By Travis Weger
The European starling is an invasive species that destroys crops and causes a number of problems for military bases, utilities and farmers. Sierra Nevada employees learned exactly how pesky these birds could be when they took up residence at Maxwell Substation in Colusa County, California.
According to Time magazine, European starlings gather in flocks as large as 1 million birds and collectively consume up to 20 tons of potatoes in one day. Their droppings also carry several infectious diseases.
Partners in Flight, an organization dedicated to landbird conservation, estimates there are around 50 million European starlings in North America, making them a common pest with impacts that are difficult to mitigate.
For more than 13 years, Maxwell Substation struggled with these impacts. As many as 10,000 European starlings were roosting overnight between October and April in the capacitor banks. When their droppings accumulated on or above the equipment, rain would wash the droppings into the insulators, increasing the potential for arcing and damage such as exploding capacitors and insulator degradation.
This compromised the stability and reliability of the substation. The excessive droppings even caused power outages, which were necessary for the cleaning of the fecal slicks from the equipment, and posed a health hazard to employees during cleanup and maintenance activities.
Close proximity to food, birdhouse-like equipment configurations and protection from predators are some perceived attractants of Maxwell capacitor banks for European starlings looking for a place to spend the night. In particular, though, the heat generated by the equipment made Maxwell Substation attractive to the birds, especially in the winter.
The equipment may have kept them warm, but it certainly wasn't safe for starlings.
In 2012, about 400 of these birds were fried when their droppings caused a flashover that destroyed equipment and resulted in another unplanned outage. This was not a one-off problem, either; from that year forward, the starlings caused between one and eight outages for Maxwell Substation every winter.
A mixture of solutions
Biologists Tish Saare and Mike Prowatzke tried several different methods of repelling the starlings.
Their approaches included using a "squawk box," which reproduces a sound birds use to warn each other of a dangerous area, and reflective bird deflectors.
These were not successful.
They also installed peaked slides, which were intended to deflect feces from the equipment but did not ultimately solve the problem. Neither did their attempt to purchase protective coverings for the diagonal insulators, as the team could not find a manufacturer that was able to make custom covers for the insulators that would not compromise system integrity.
"We've had some novel solutions proposed, including visual deterrent lasers and the deployment of falcons," said Prowatzke. "But not falcons with lasers."
Finding a permanent solution ended up requiring some research.
"We contacted other utilities in the area for solutions on bird deterrents," said Saare. "They recommended methyl anthranilate."
Methyl anthranilate is a food-grade, FDA-approved chemical derivative that is safe for people, animals and equipment. In fact, it is used as grape flavoring in Kool-Aid, candy and soft drinks.
The grape-like scent is unpleasant to the European starlings and discourages them from returning.
The team used a handheld fogger resembling a leaf blower to mist the area with methyl anthranilate, but this did not prove to be a viable long-term solution.
One major issue with the handheld fogger was that somebody had to be present to operate it.

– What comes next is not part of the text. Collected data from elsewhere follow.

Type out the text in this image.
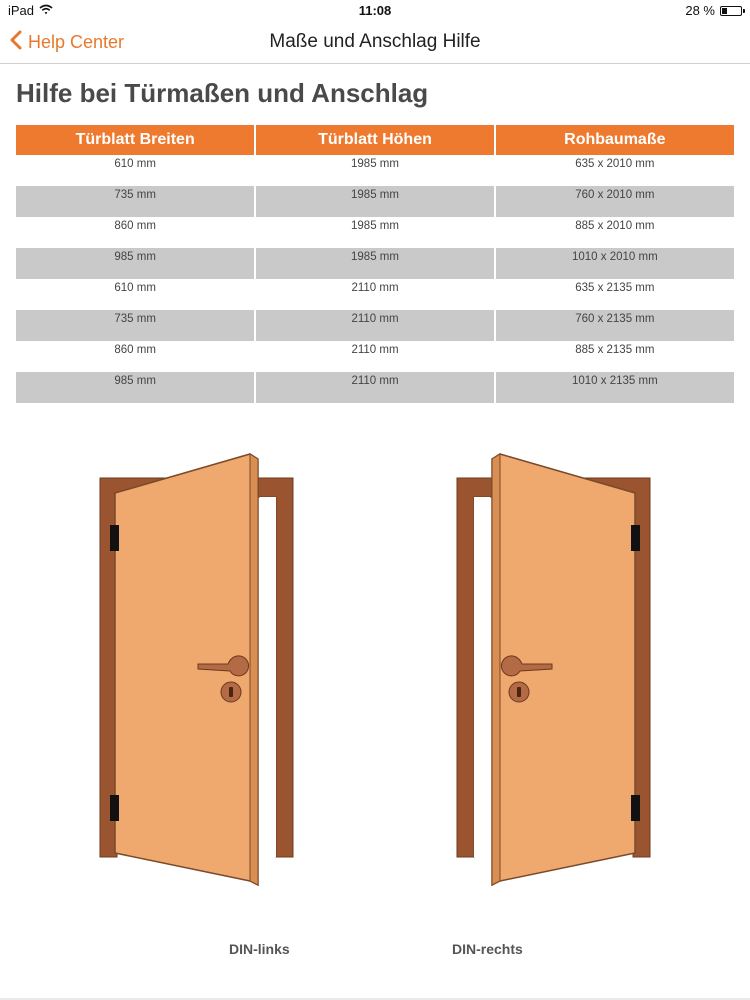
iPad	11:08	28 %
Help Center	Maße und Anschlag Hilfe
Hilfe bei Türmaßen und Anschlag
Türblatt Breiten	Türblatt Höhen	Rohbaumaße
610 mm	1985 mm	635 x 2010 mm
735 mm	1985 mm	760 x 2010 mm
860 mm	1985 mm	885 x 2010 mm
985 mm	1985 mm	1010 x 2010 mm
610 mm	2110 mm	635 x 2135 mm
735 mm	2110 mm	760 x 2135 mm
860 mm	2110 mm	885 x 2135 mm
985 mm	2110 mm	1010 x 2135 mm
DIN-links	DIN-rechts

"The handheld machine is great when there is someone present in the yard," explained Biologist Tim Langer, who the team contacted for assistance. "For long-term use, we needed a mounted device. One that could produce a lighter mist that isn't blown away as easily by the wind. One programmable for dispersing throughout the day, each and every day, and especially when scout flocks are scoping out the capacitor banks."
After a tip from Environmental Protection Specialist Andrea Severson, Langer discovered an automated mister that dispersed the methyl anthranilate much more effectively.
Flipping the birds
This system has so far proven to be a viable solution. The team installed three automated misters at Maxwell Substation between August and September 2017, programming them to run for extended periods.
The scout flocks, which scope out potential roosting areas before the rest of the European starlings follow, were expected to start arriving in October, but the fog successfully repelled them.
Keeping the scout flocks away – or, rather, encouraging them to scout elsewhere – has ultimately proven to mark the difference between success and failure. In fact, there were zero bird-related outages the following winter and the capacitor banks, insulators and other substation equipment no longer require power washing to remove bird feces.
The solution was not only a success, but it came in under budget. It also avoids lost revenue through potential outages, increases the safety of personnel and reinforces the reliability of the bulk electric system.
Rumors that it has increased a Kool-Aid craving for nearby employees have yet to be substantiated.
Droppings from European starlings coat substation equipment at Maxwell Substation in northern California. Too many droppings
could result in outages. Electricians and biologists use grape flavoring to discourage birds from roosting at the substation.